O grande sucesso do anti-herói mostra que não é somente pela gama de virtudes do
herói que nós torcemos por eles. Usando as palavras certas e sabendo contar histórias,
qualquer pessoa – tenha ela uma moral ilibada ou seja completamente imoral, ou amoral
– tem potencial de conquistar a empatia do público.

Resumidamente

Um personagem protagonista que tem motivações nobres e realiza ações nobres é um


herói. Um personagem antagonista que tem motivações perversas e realiza ações
perversas é um vilão. Quando uma figura vilanesca sai do papel de antagonista e ganha
o protagonismo ele se torna potencialmente um anti-herói, porque passaremos a ver o
mundo através de seus olhos e ele terá a oportunidade de justificar todas as suas ações e
motivações sombrias (chance essa que um vilão nunca terá).
Por essa perspectiva, é possível concluir com segurança que quem tem o poder de
contar a história e levar as pessoas a olharem o mundo através dos seus óculos, é que
será o herói. Ou, como diria Orwell:

Quem controla o passado, controla o futuro. Quem controla o presente, controla o


passado. (1984, George Orwell)

Como um anti-herói inescrupuloso é capaz de nos conquistar?

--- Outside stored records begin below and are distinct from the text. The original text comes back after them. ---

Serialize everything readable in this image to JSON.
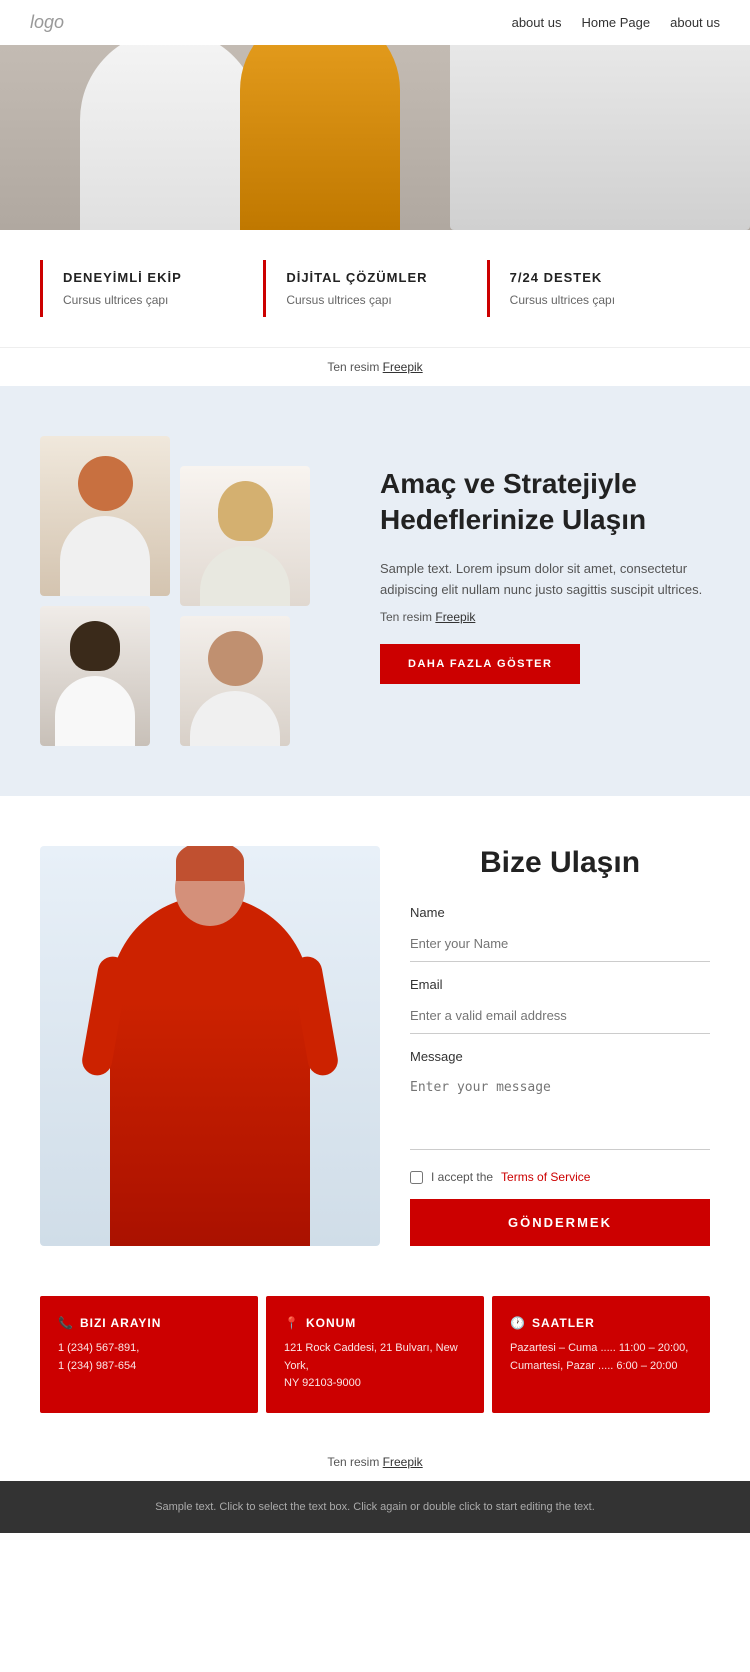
{
  "header": {
    "logo": "logo",
    "nav": [
      {
        "label": "about us",
        "href": "#"
      },
      {
        "label": "Home Page",
        "href": "#"
      },
      {
        "label": "about us",
        "href": "#"
      }
    ]
  },
  "features": [
    {
      "title": "DENEYİMLİ EKİP",
      "desc": "Cursus ultrices çapı"
    },
    {
      "title": "DİJİTAL ÇÖZÜMLER",
      "desc": "Cursus ultrices çapı"
    },
    {
      "title": "7/24 DESTEK",
      "desc": "Cursus ultrices çapı"
    }
  ],
  "freepik1": {
    "text": "Ten resim ",
    "link": "Freepik"
  },
  "team": {
    "title": "Amaç ve Stratejiyle Hedeflerinize Ulaşın",
    "text": "Sample text. Lorem ipsum dolor sit amet, consectetur adipiscing elit nullam nunc justo sagittis suscipit ultrices.",
    "credit_text": "Ten resim ",
    "credit_link": "Freepik",
    "button": "DAHA FAZLA GÖSTER"
  },
  "contact": {
    "title": "Bize Ulaşın",
    "name_label": "Name",
    "name_placeholder": "Enter your Name",
    "email_label": "Email",
    "email_placeholder": "Enter a valid email address",
    "message_label": "Message",
    "message_placeholder": "Enter your message",
    "terms_text": "I accept the ",
    "terms_link": "Terms of Service",
    "submit_button": "GÖNDERMEK"
  },
  "info_cards": [
    {
      "icon": "📞",
      "title": "BIZI ARAYIN",
      "lines": [
        "1 (234) 567-891,",
        "1 (234) 987-654"
      ]
    },
    {
      "icon": "📍",
      "title": "KONUM",
      "lines": [
        "121 Rock Caddesi, 21 Bulvarı, New York,",
        "NY 92103-9000"
      ]
    },
    {
      "icon": "🕐",
      "title": "SAATLER",
      "lines": [
        "Pazartesi – Cuma ..... 11:00 – 20:00,",
        "Cumartesi, Pazar ..... 6:00 – 20:00"
      ]
    }
  ],
  "freepik2": {
    "text": "Ten resim ",
    "link": "Freepik"
  },
  "footer": {
    "text": "Sample text. Click to select the text box. Click again or double click to start editing the text."
  }
}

Para contra-balancear os defeitos morais dos anti-heróis e torná-los fascinantes e


merecedores de nossa torcida, os escritores e roteiristas utilizam alguns artifícios em
comum, além de torná-los, obviamente, protagonistas da história:

1. Backstory: Quando conhecemos os antecedentes de um personagem seus defeitos se


tornam mais compreensíveis e fica bem mais fácil aceitar as suas ações e escolhas,
mesmo quando elas envolvem o cometimento de algum crime.
2. Motivos nobres: Outra maneira de humanizar um anti-herói é dar a ele motivos
nobres, ou em outras palavras, justificar os meios através dos fins.
3. Traços redentores: É comum, também, os anti-heróis demonstrarem pequenos
momentos redentores, que minimizarão todo o mal que ele já cometeu. Uma
demonstração de sensibilidade ou de empatia, a exposição de uma fraqueza, algum
tipo de sofrimento pelo qual ele passe, etc.
4. Colocá-lo ao lado de um vilão clássico: Construir um vilão que seja muito mais imoral
que o anti-herói em questão também é essencial para que ele nos conquiste.

Por exemplo

Vamos pegar o personagem da série Dexter (se não conhecê-lo, tente observar esses 4
pontos na trajetória de outros anti-heróis). Apesar do fato dele ser um serial killer esse
seu terrível lado não o impediu de ser aclamado pelo público e até visto como um
“serial killer do bem”, e isso se deve (além da excelente atuação de Michael C. Hall) à
excelente construção do personagem.

1) Dexter Morgan tem um passado muito trágico, que envolve a morte de sua mãe;

2) O personagem desenvolveu um código ético próprio, no qual ele só se permitia


assassinar “pessoas ruins”. Já que ele nunca conseguiu livrar-se do impulso de matar,
sua ética dá a ele uma forma compensar o mal que faz, e funciona como um motivo
“nobre”;

3) São vários os momentos redentores que cativam o público e humanizam o serial


killer: Os momentos com seu filho, sua reação após a morte da esposa (é spoiler? É, mas já
fazem quase 10 anos, então não reclamem), sua relação com a irmã, seus momentos de
fraqueza, etc.;

4) Como dito no item 2, os roteiristas foram muito bem sucedidos em deslocar o papel
de vilão para as pessoas sob o radar de Dexter. Assassinos, sequestradores,
estupradores, pedófilos, pessoas que fazem mal a inocentes. E assim, o serial killer se
torna heróico ao reservar as lâminas de sua coleção de facas para essas pessoas, que
dentro de sua ética são piores que ele, promovendo uma espécie de limpeza social.

E é através desse discurso que uma pessoa completamente imoral (ou talvez amoral, no
caso de um psicopata) e criminosa consegue erguer-se ao posto de herói.